Comparative genomic paleontology across plant kingdom reveals the dynamics of TE-driven genome evolution

Abstract

Long terminal repeat-retrotransposons (LTR-RTs) are the most abundant class of transposable elements (TEs) in plants. They strongly impact the structure, function, and evolution of their host genome, and, in particular, their role in genome size variation has been clearly established. However, the dynamics of the process through which LTR-RTs have differentially shaped plant genomes is still poorly understood because of a lack of comparative studies. Using a new robust and automated family classification procedure, we exhaustively characterized the LTR-RTs in eight plant genomes for which a high-quality sequence is available (i.e., Arabidopsis thaliana, A. lyrata, grapevine, soybean, rice, Brachypodium dystachion, sorghum, and maize). This allowed us to perform a comparative genome-wide study of the retrotranspositional landscape in these eight plant lineages from both monocots and dicots. We show that retrotransposition has recurrently occurred in all plant genomes investigated, regardless their size, and through bursts, rather than a continuous process. Moreover, in each genome, only one or few LTR-RT families have been active in the recent past, and the difference in genome size among the species studied could thus mostly be accounted for by the extent of the latest transpositional burst(s). Following these bursts, LTR-RTs are efficiently eliminated from their host genomes through recombination and deletion, but we show that the removal rate is not lineage specific. These new findings lead us to propose a new model of TE-driven genome evolution in plants.

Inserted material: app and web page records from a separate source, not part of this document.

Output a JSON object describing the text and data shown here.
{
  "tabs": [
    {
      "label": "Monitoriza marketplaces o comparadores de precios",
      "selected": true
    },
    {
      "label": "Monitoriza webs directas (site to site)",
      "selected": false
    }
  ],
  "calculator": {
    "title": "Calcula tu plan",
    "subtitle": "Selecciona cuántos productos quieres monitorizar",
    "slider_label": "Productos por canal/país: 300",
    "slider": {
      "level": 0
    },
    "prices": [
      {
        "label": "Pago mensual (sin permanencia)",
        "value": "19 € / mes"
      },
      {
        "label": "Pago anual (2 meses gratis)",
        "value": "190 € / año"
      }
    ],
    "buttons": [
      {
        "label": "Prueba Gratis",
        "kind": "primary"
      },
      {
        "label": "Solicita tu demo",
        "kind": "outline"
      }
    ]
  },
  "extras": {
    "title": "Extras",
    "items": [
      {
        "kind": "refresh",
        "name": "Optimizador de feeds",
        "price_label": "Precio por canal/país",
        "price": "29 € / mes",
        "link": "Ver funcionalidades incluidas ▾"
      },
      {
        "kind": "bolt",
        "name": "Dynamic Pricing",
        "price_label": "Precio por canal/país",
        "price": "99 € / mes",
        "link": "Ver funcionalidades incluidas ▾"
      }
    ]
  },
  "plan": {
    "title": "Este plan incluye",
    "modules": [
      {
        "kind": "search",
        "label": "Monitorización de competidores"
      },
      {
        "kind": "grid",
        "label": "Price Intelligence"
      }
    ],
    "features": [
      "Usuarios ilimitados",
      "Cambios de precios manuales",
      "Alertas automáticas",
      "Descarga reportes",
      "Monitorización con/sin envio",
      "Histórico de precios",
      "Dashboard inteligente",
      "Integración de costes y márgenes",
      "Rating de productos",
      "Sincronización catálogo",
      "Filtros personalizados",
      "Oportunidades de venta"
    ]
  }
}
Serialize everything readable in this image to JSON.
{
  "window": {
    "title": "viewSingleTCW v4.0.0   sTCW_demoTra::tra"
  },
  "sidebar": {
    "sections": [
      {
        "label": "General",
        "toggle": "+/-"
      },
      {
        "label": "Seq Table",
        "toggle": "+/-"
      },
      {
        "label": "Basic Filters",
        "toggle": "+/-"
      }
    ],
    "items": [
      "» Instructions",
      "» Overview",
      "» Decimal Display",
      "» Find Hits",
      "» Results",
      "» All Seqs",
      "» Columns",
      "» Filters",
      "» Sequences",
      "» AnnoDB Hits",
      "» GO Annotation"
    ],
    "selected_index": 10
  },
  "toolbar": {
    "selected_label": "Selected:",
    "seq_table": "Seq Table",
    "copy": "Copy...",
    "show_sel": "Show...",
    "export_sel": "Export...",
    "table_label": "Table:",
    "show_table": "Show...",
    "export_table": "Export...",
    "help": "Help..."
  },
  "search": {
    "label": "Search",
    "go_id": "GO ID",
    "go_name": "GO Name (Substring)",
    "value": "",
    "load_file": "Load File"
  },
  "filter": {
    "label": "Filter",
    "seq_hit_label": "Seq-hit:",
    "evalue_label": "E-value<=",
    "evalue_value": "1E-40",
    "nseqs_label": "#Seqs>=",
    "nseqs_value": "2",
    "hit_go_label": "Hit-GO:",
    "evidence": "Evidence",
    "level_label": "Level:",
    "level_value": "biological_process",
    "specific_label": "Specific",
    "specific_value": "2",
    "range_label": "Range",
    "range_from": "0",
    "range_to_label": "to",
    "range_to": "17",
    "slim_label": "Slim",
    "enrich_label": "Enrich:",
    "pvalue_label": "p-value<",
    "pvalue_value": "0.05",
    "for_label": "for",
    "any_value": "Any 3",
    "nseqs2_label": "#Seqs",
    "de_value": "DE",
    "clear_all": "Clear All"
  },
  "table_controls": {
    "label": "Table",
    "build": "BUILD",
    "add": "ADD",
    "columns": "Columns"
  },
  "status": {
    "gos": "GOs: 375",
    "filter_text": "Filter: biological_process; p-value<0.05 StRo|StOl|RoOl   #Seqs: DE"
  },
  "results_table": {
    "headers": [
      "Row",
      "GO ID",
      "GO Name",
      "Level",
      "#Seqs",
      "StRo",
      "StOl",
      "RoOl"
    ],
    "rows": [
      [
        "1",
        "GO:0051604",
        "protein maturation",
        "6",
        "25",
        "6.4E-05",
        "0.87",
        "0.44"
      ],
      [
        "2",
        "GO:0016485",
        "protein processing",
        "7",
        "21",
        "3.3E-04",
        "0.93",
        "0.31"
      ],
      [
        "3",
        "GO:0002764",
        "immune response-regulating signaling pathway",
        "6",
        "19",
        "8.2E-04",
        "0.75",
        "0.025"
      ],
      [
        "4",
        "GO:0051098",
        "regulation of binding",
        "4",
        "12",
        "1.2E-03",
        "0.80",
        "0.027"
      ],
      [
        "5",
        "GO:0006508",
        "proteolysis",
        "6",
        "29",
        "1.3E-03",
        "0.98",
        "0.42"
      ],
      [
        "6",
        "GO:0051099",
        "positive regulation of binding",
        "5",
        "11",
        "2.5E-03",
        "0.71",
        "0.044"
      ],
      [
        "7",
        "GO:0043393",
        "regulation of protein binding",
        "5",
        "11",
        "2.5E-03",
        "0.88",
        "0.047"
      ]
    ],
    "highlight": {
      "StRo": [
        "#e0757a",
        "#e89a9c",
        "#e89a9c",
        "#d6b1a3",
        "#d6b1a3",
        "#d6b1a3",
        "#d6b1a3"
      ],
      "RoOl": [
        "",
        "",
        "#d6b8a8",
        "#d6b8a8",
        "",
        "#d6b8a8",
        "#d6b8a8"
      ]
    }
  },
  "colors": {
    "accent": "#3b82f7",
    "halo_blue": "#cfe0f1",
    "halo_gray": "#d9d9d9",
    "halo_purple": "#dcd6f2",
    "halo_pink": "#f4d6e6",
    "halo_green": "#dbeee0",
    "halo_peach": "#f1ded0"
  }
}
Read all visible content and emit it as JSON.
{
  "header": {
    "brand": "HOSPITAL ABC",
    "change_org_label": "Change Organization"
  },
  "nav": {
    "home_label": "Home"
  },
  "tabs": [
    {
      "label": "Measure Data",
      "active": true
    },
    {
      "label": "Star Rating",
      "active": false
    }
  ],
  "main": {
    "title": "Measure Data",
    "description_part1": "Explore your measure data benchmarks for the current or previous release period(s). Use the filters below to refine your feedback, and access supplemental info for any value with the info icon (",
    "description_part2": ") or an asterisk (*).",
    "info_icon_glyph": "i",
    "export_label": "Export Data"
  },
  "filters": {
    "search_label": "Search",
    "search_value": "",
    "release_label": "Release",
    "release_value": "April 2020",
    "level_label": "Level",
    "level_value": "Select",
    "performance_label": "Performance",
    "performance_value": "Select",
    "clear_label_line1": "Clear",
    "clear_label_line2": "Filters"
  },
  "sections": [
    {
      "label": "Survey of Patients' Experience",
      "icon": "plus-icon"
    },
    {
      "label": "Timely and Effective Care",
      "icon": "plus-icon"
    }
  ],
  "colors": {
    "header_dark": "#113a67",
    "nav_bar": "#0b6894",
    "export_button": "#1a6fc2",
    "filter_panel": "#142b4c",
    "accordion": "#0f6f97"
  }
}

Keywords: LTR-retrotransposons; comparative genomics; deletion; genome dynamics; plants; solo-LTR; transposable elements; transpositional burst.

Fig. 1.—

(A2 and B2) Phylogenetic tree and (A1 and B1) schematic representation and comparison of different subfamilies of LTR-RTs Uwum from maize (A) and RLC_Gm6 and RLC_Gm18 from soybean (B). The neighbor-joining tree was constructed based on the alignment of the most conserved part of the LTRs sequences. The asterisks indicate the branch with a bootstrap value higher than 90. Color coding: different color indicates different subfamilies of the same LTR-RT family. Gray areas represent conserved region between subfamilies. Scale bar indicates nucleotide sequence divergence. SubF, subfamily; GAG, group-specific antigens; IN, intergrase; RT, reverse transcriptase; kb, kilobase.

Fig. 2.—

Distribution of copy number per LTR-RTs families in eight plant genomes. x axis represent different families and y axis the copy number per family. For each species, a pie chart represents the proportion of all LTR-RT families in the genome. The copy number of the three most repeated families is given in each corresponding pie chart. Only 40 families are represented for each species.

Fig. 3.—

Distribution of estimated insertion ages (in Myr) of LTR-RTs in maize, sorghum, rice, Brachypodium for monocots (A) and soybean, grapevine, Arabidopsis Lyrata, and A. thaliana for dicots (B). Note that for monocots, the number of copies represented is limited to 500 to facilitate interspecies comparison.

Fig. 4.—

Comparison of average percentage of deletion of LTR-RTs between different plant species for four different time range (Myr). Different colors represent different age class. Brackets represent standard deviation of each age class.

Fig. 5.—

Comparative deletion pattern of LTR-RTs families within different plant species (0.5–1 Myr). The horizontal line shows the average percentage of deletion of different families belonging to six plant species (see supplementary data S3, Supplementary Material online).

Fig. 6.—

Distribution of copies length within one LTR-RT family (Gmr19 from soybean genome) (see Materials and Methods).